Problem set 4
due Monday, November 20 at 11:59pm
Allocate about 1 hour per problem, though some will take longer than others. You may need more time if programming is completely new to you, or less if you have some experience already.
- Instructions
-
Upload your
.ipynbnotebook to gradescope by 11:59pm on the due date.
- Note that each problem will be graded according to this rubric. Solutions that include packages or functions not covered in this course will recieve a score no higher than 2.
- You may collaborate with any of your classmates, but you must write your own code/solutions, understand all parts of the problem, and name your collaborators.
- You should also cite any outside sources you consulted, like Stack Overflow or ChatGPT, with a comment near the relevant lines of code (see example below). Recycled code that has not been cited will be considered plagerism and receive a zero.
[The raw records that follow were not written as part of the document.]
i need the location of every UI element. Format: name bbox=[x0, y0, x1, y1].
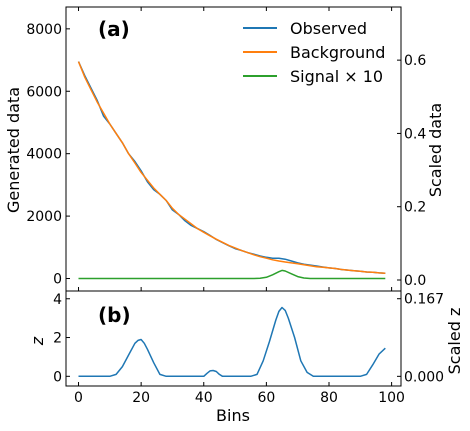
panel-a: 0 2000 4000 6000 8000 0.0 0.2 0.4 0.6 Generated… bbox=[4, 6, 445, 292]
panel-a-ytick-label-2: 4000 bbox=[26, 147, 62, 163]
panel-b-xlabel: Bins bbox=[216, 406, 250, 425]
panel-b-xtick-label-4: 80 bbox=[320, 390, 338, 406]
panel-a-ytick-label-1: 2000 bbox=[26, 209, 62, 225]
panel-b-xtick-label-1: 20 bbox=[132, 390, 150, 406]
panel-b: 0 2 4 0.000 0.167 0 20 40 60 80 100 z Scaled z B… bbox=[28, 290, 464, 425]
panel-a-series-line-1 bbox=[77, 61, 386, 274]
legend-label-2: Signal × 10 bbox=[290, 67, 383, 86]
panel-b-ytick-label-2: 4 bbox=[53, 292, 62, 308]
panel-b-ytick-label-0: 0 bbox=[53, 369, 62, 385]
panel-a-right-ticks: 0.0 0.2 0.4 0.6 bbox=[397, 53, 426, 289]
panel-a-letter: (a) bbox=[98, 17, 130, 41]
panel-b-xtick-label-3: 60 bbox=[257, 390, 275, 406]
panel-a-ytick-right-label-1: 0.2 bbox=[404, 200, 426, 216]
legend: Observed Background Signal × 10 bbox=[243, 19, 385, 86]
panel-b-xtick-label-0: 0 bbox=[74, 390, 83, 406]
panel-a-ytick-label-4: 8000 bbox=[26, 22, 62, 38]
panel-b-ytick-right-label-0: 0.000 bbox=[404, 369, 444, 385]
panel-b-x-ticks: 0 20 40 60 80 100 bbox=[74, 382, 405, 406]
panel-b-left-ticks: 0 2 4 bbox=[53, 292, 70, 385]
panel-b-series-line-0 bbox=[78, 306, 386, 378]
panel-a-series-line-2 bbox=[78, 269, 386, 280]
legend-label-1: Background bbox=[290, 43, 385, 62]
panel-a-series bbox=[77, 61, 386, 280]
panel-a-ytick-right-label-0: 0.0 bbox=[404, 273, 426, 289]
panel-a-ylabel-right: Scaled data bbox=[426, 103, 445, 197]
panel-a-ytick-right-label-3: 0.6 bbox=[404, 53, 426, 69]
panel-b-ylabel-right: Scaled z bbox=[445, 308, 464, 375]
panel-b-xtick-label-5: 100 bbox=[378, 390, 405, 406]
panel-a-left-ticks: 0 2000 4000 6000 8000 bbox=[26, 22, 70, 288]
panel-a-ytick-right-label-2: 0.4 bbox=[404, 126, 426, 142]
panel-b-frame bbox=[65, 290, 402, 387]
panel-a-x-ticks bbox=[78, 7, 393, 291]
panel-b-xtick-label-2: 40 bbox=[195, 390, 213, 406]
panel-b-letter: (b) bbox=[98, 303, 131, 327]
panel-a-ytick-label-3: 6000 bbox=[26, 84, 62, 100]
panel-b-series bbox=[78, 306, 386, 378]
panel-a-ytick-label-0: 0 bbox=[53, 272, 62, 288]
panel-b-ylabel: z bbox=[28, 336, 47, 346]
panel-b-ytick-label-1: 2 bbox=[53, 331, 62, 347]
panel-a-ylabel: Generated data bbox=[4, 87, 23, 213]
panel-b-ytick-right-label-1: 0.167 bbox=[404, 292, 444, 308]
legend-label-0: Observed bbox=[290, 19, 367, 38]
panel-b-right-ticks: 0.000 0.167 bbox=[397, 292, 444, 385]
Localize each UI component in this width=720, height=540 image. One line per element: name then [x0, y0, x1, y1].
# code here was inspired by user2554330 on stack overflow:
# https://stackoverflow.com/questions/69091812/is-everything-a-vector-in-rProblem 0
not graded
Create a new colab R notebook. Please include the title “Problem set 4”, your name, the date, and any collaborators somewhere at the top.
Problem 1
Import the data available at
"https://kathrynschuler.com/datasets/model-reliability-cubic.csv"Problem 2
Explore the data with (at least) glimpse and a scatterplot. Include a visualization of a simple linear model (y ~ x) using geom_smooth. You may include any other explorations you wish to perform.
Problem 3
Fit a cubic polynomial model using poly() to the data and store your results as observed_fit. Use whichever of the three methods we learned in class that you prefer. Be sure to return the fitted model so we can see the parameter estimates.
Problem 4
Estimate the accuracy of the model on the population using bootstrapping or k-fold cross validation (choose one, not both). Use the collect-metrics() function to return the \(R^2\) value.
Problem 5
Use infer to get a bootstrapped 68% confidence interval around the parameter estimates of your model. Visualize your bootstrapped distribution and shade the confidence interval.
Problem 6
Replot your scatterplot of the data and this time plot the cubic polynomial with geom_smooth. Use the level argument to include the 68% confidence interval.